November 23, 2020 by Meghan Shapiro


This time of year, we are reminded to think about the things for which we are thankful. Our family has a Turkey on the Table who comes out in the beginning of November. When we sit down as a family, we write something we are thankful for on the feathers. There are no requirements and no judgement. If my kid wants to write that she is thankful for her electronic devices, we all take time to thank our phones, computers, pods and pads. Honestly, they do a lot for us that we take for granted. It’s a great tradition, supports a good cause, and I’m sure the feathers will be treasured reminders as the years go by.

It is a lovely time of year. But what about Gratitude as a practice? We practice yoga to make our bodies more flexible. How does the practice of Gratitude change things?

Why do we need to practice gratitude?

In Tao Te Ching, Lao Tsu writes “He who knows he has enough is rich.” Why do we have such a hard time realizing we have enough? Well the answer has been hypothesized to be biological and evolutionary. Generally speaking, it is not the things that are going well in our lives that serve as threats and our minds are wired to identify threats. We are much less likely to pay close attention to the kind neighbor who delivers vegetables from her garden than we are to the people driving at high speed throughout the neighborhood. One is a threat to health and safety while the other is not. We naturally pay more attention to threats and sometimes this is beneficial. It can also leave us feeling anxious, on edge, and wary.  What if we paid more attention to the kindness of our neighbor?

What will change if I start a gratitude practice?

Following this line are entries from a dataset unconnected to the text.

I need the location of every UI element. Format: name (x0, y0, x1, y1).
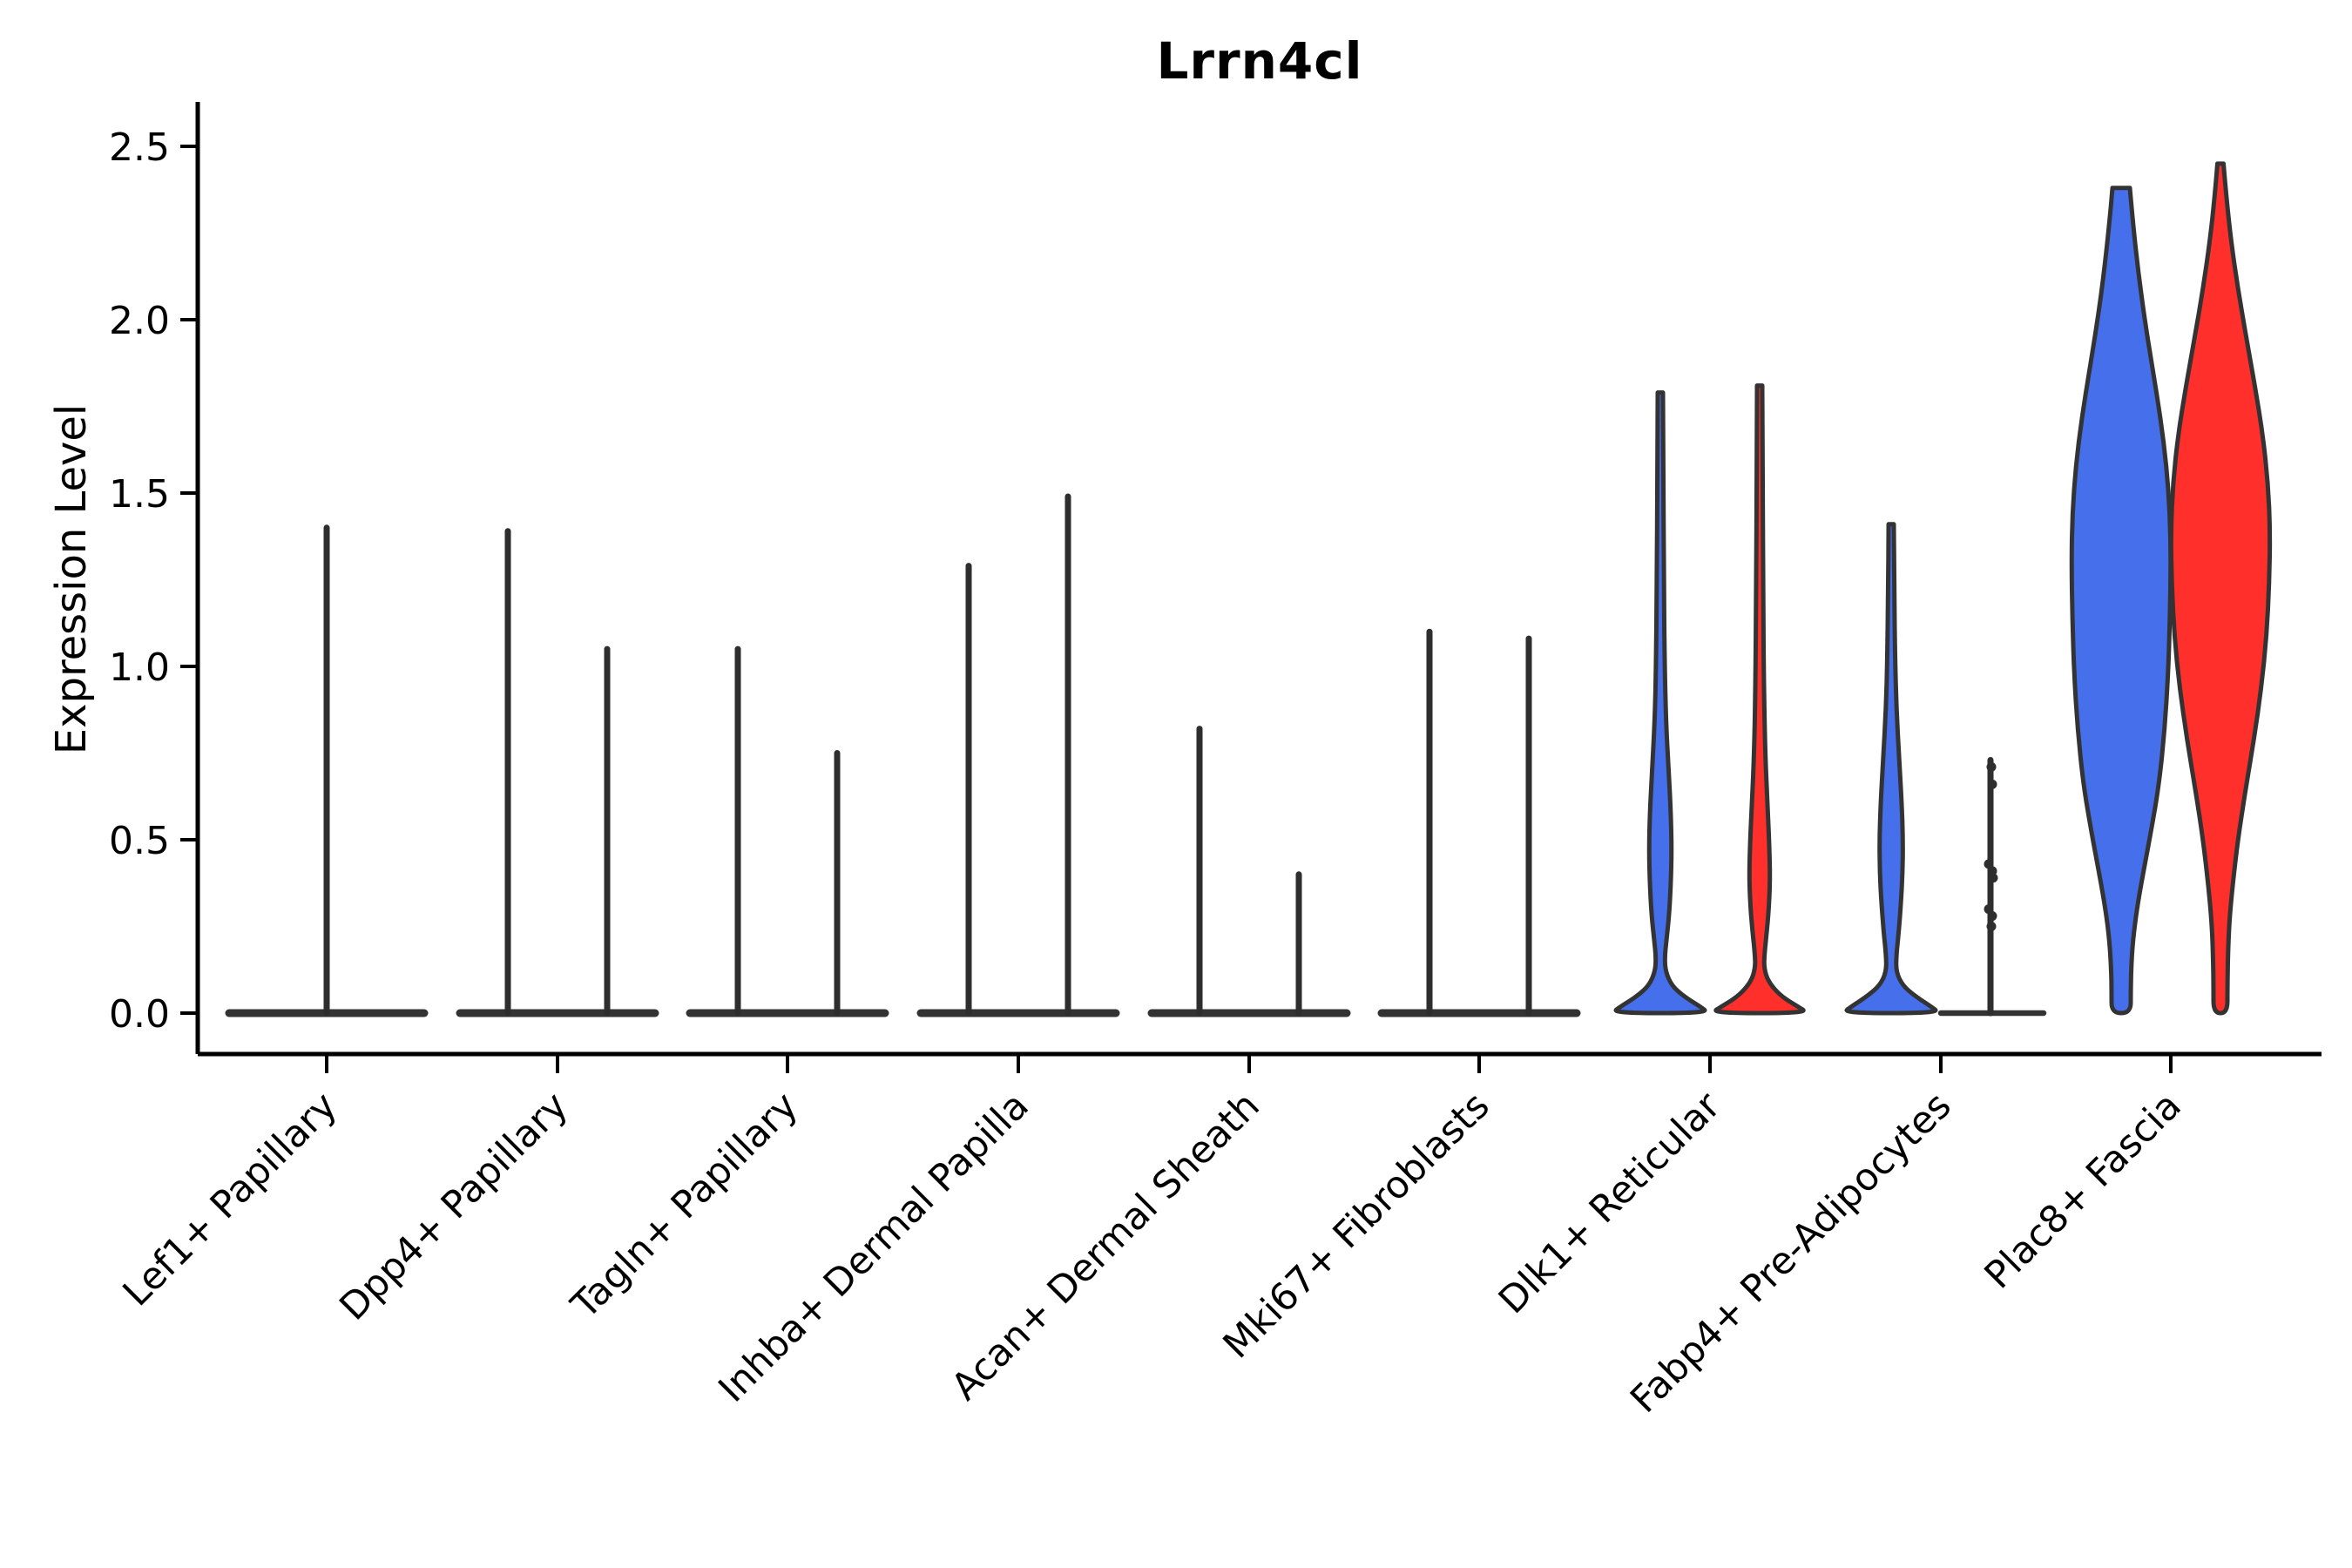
violin-body-blue (1613, 390, 1707, 1016)
violin-group (734, 645, 841, 1017)
violin-body-blue (2069, 186, 2173, 1016)
violin-body-red (2168, 161, 2273, 1016)
violin-body-red (1713, 383, 1806, 1016)
y-tick-label: 1.5 (109, 472, 170, 517)
y-tick-label: 1.0 (109, 645, 170, 690)
x-tick-label: Lef1+ Papillary (115, 1084, 346, 1315)
x-tick-label: Tagln+ Papillary (563, 1084, 807, 1328)
violin-body-blue (1844, 522, 1938, 1016)
expression-point (1988, 873, 1998, 883)
chart-title: Lrrn4cl (1156, 31, 1363, 91)
violin-group (1844, 522, 1998, 1017)
expression-point (1986, 761, 1997, 772)
x-tick-label: Dpp4+ Papillary (332, 1084, 577, 1328)
violin-group (504, 528, 611, 1017)
expression-point (1987, 911, 1997, 922)
x-tick-label: Plac8+ Fascia (1977, 1084, 2190, 1297)
violin-group (1196, 726, 1302, 1017)
expression-point (1987, 779, 1997, 789)
violin-group (1613, 383, 1806, 1016)
expression-point (1986, 922, 1997, 931)
y-tick-label: 0.5 (109, 819, 170, 863)
y-tick-label: 2.5 (109, 125, 170, 170)
violin-group (2069, 161, 2273, 1016)
y-tick-label: 2.0 (109, 299, 170, 343)
x-tick-label: Dlk1+ Reticular (1490, 1084, 1729, 1322)
x-tick-label: Mki67+ Fibroblasts (1215, 1084, 1498, 1367)
violin-group (965, 493, 1071, 1017)
violin-group (1426, 628, 1532, 1017)
y-tick-label: 0.0 (109, 992, 170, 1037)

Daily gratitude practice retrains our brain to identify the good. Simply put, practitioners of daily gratitude have found that when they hold themselves accountable to identify one thing for which they are grateful at the end of each day, it changes their thoughts and focus throughout the day. They find that they start looking for positive things and focusing less on the negative. They feel less anxious, sleep better, and enjoy better relationships with friends and family. There is so much power in recognizing our ability to choose our focus especially in situations over which we have little control.

Gratitude in the real world…

When our neighborhood was redistricted and we learned the school our daughters would be attending had lower ratings on test scores, I felt frustrated. My daughter quickly pointed out that perhaps the reason for the lower scores was that the curriculum was less focused on testing and more on exploration. What a beautiful example of shifting focus in a situation over which we have no control. Her observation not only made me feel immediately better about the school, but also made me feel proud of my daughter for her awareness that exploration is an academic value we hold and her ability to find a silver lining. Gratitude has a domino effect.

How do you do it?

How does one practice gratitude? Gratitude practice can take many shapes and forms. Some people keep a gratitude journal in which they record one thing for which they are grateful each day. Families can make it a practice at the dinner table each night. Some families have a requirement that each family member text things they feel grateful for during the day. Again, to compare gratitude to yoga, there is no right way to practice. Do what feels right to you and your mind.

If you are interested in learning more about gratitude, I recommend the book, The Gratitude Diaries by Janice Kaplan. It is a personal account of a year of looking on the bright side. It is informed by research and conversations with professionals.

In closing, thank you for taking the time to read this blog. As a mental health professional, it feels good to have a venue to write about the things I think about every day.